Begitupun Indonesia, pengguna internet makin meningkat berdasarkan laporan Profil Internet Indonesia 2022 yang dirilis oleh Asosiasi Penyedia Jasa Internet Indonesia atau APJII, menyebutkan bahwa pengguna internet di Indonesia di 2022 dilaporkan mencapai angka 210 juta orang atau sebesar 77,02 persen dari penduduk Indonesia. Angka tersebut naik dibandingkan periode sebelumnya sekitar 73,7 persen (196,71 juta jiwa). Pemerintah pun serius ‘menggarap’ dunia digital dengan target tahun 2030 mendatang, potensi ekonomi digital Indonesia ditaksir mencapai 328 miliar dolar AS atau 40% dari total potensi ekonomi digital di Asia Tenggara. Untuk itu, Menteri BUMN Erick Thohir mengatakan bahwa Indonesia tidak boleh hanya menjadi pasar atau konsumen di tengah perkembangan perdagangan secara digital.
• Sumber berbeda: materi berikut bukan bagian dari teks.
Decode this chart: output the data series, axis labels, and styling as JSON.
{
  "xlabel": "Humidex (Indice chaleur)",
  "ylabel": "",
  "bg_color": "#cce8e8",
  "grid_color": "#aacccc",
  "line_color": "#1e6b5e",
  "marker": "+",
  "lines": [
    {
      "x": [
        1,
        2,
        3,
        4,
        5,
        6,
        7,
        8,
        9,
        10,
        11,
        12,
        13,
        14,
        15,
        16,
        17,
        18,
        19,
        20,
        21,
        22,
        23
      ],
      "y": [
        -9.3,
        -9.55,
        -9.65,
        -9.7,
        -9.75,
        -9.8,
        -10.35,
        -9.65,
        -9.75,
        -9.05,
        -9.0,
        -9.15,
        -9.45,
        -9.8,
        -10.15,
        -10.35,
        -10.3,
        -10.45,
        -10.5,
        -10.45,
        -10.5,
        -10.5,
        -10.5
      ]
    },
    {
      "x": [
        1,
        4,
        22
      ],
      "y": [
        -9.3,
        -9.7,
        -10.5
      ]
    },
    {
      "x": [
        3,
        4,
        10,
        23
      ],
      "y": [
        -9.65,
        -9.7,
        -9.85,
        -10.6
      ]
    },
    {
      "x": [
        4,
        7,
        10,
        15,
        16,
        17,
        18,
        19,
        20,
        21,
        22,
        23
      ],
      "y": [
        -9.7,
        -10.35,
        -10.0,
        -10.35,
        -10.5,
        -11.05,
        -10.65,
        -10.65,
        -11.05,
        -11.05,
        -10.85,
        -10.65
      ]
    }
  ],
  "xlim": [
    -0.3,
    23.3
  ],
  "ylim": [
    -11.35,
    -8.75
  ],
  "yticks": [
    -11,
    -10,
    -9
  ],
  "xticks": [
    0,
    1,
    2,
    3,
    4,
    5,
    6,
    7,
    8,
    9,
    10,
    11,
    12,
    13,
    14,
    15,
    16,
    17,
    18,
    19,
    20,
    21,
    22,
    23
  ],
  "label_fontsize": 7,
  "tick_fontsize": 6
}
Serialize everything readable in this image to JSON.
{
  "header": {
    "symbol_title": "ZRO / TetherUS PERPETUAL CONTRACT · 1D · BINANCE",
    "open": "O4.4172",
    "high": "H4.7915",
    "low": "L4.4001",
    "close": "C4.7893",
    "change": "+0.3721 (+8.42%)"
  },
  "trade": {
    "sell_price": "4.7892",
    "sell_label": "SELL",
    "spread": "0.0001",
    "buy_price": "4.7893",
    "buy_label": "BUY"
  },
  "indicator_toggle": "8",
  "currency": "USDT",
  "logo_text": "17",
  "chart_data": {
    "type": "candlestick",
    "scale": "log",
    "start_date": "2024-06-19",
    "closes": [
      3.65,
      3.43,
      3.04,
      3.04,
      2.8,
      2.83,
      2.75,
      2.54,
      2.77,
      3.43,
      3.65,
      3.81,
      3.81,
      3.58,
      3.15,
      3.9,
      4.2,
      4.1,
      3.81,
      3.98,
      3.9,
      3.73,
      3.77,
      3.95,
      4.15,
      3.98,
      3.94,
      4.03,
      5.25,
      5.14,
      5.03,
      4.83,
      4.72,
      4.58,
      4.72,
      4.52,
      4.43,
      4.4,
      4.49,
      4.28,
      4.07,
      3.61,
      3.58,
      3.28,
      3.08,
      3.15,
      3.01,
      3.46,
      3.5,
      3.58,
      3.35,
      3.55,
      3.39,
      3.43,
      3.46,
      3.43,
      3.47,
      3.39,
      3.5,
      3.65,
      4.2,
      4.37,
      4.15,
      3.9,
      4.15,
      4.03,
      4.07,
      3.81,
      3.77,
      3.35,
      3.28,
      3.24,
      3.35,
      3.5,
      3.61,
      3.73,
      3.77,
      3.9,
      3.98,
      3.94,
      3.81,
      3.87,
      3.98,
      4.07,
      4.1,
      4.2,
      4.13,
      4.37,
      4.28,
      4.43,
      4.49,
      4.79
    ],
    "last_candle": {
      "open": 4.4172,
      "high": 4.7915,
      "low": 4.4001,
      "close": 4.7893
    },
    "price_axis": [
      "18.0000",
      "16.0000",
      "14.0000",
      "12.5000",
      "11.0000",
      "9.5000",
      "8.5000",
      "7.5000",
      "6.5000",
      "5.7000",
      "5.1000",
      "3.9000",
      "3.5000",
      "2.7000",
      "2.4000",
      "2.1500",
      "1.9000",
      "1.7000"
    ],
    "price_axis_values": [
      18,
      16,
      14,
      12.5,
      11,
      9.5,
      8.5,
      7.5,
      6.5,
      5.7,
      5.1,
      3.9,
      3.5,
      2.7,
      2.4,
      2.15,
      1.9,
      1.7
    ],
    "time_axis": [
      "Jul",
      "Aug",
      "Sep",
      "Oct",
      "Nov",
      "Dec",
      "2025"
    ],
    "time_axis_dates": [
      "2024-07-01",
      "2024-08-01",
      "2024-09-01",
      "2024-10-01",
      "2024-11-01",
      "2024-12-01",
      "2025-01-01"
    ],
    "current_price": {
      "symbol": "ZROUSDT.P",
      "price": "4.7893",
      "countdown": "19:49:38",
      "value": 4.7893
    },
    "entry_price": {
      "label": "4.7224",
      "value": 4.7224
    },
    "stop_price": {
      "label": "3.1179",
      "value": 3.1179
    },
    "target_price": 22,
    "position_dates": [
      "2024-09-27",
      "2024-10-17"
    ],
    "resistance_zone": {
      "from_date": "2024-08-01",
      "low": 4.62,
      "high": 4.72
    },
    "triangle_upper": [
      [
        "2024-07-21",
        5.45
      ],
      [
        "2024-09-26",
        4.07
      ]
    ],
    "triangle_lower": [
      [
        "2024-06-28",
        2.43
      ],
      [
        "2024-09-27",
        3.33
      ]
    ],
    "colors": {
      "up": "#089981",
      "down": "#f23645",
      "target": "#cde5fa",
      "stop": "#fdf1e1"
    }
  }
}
Sayangnya, industri digital hari ini memberikan efek kecanduan bagi masyarakat. Hal ini karena banyak diproduksi dengan memanfaatkan system dopamine. Dopamin adalah sejenis neurotransmitter yang dibuat ota. Neurotransmitter ini akan diproduksi otak Ketika mengharapkan imbalan atau penghargaan terutaman untuk perasaan senang dan motivasi termasuk kepuasan dan adiksi. “Dengan ekonomi dopamine, kita telah melampaui orang gila yang menciptakan “konsumen”, karena kita hari ini telah mencetak para pecandu algoritma.” Ekonomi ini dibagun oleh generasi marketer, teknolog, pemodal ventura, dan pengusaha.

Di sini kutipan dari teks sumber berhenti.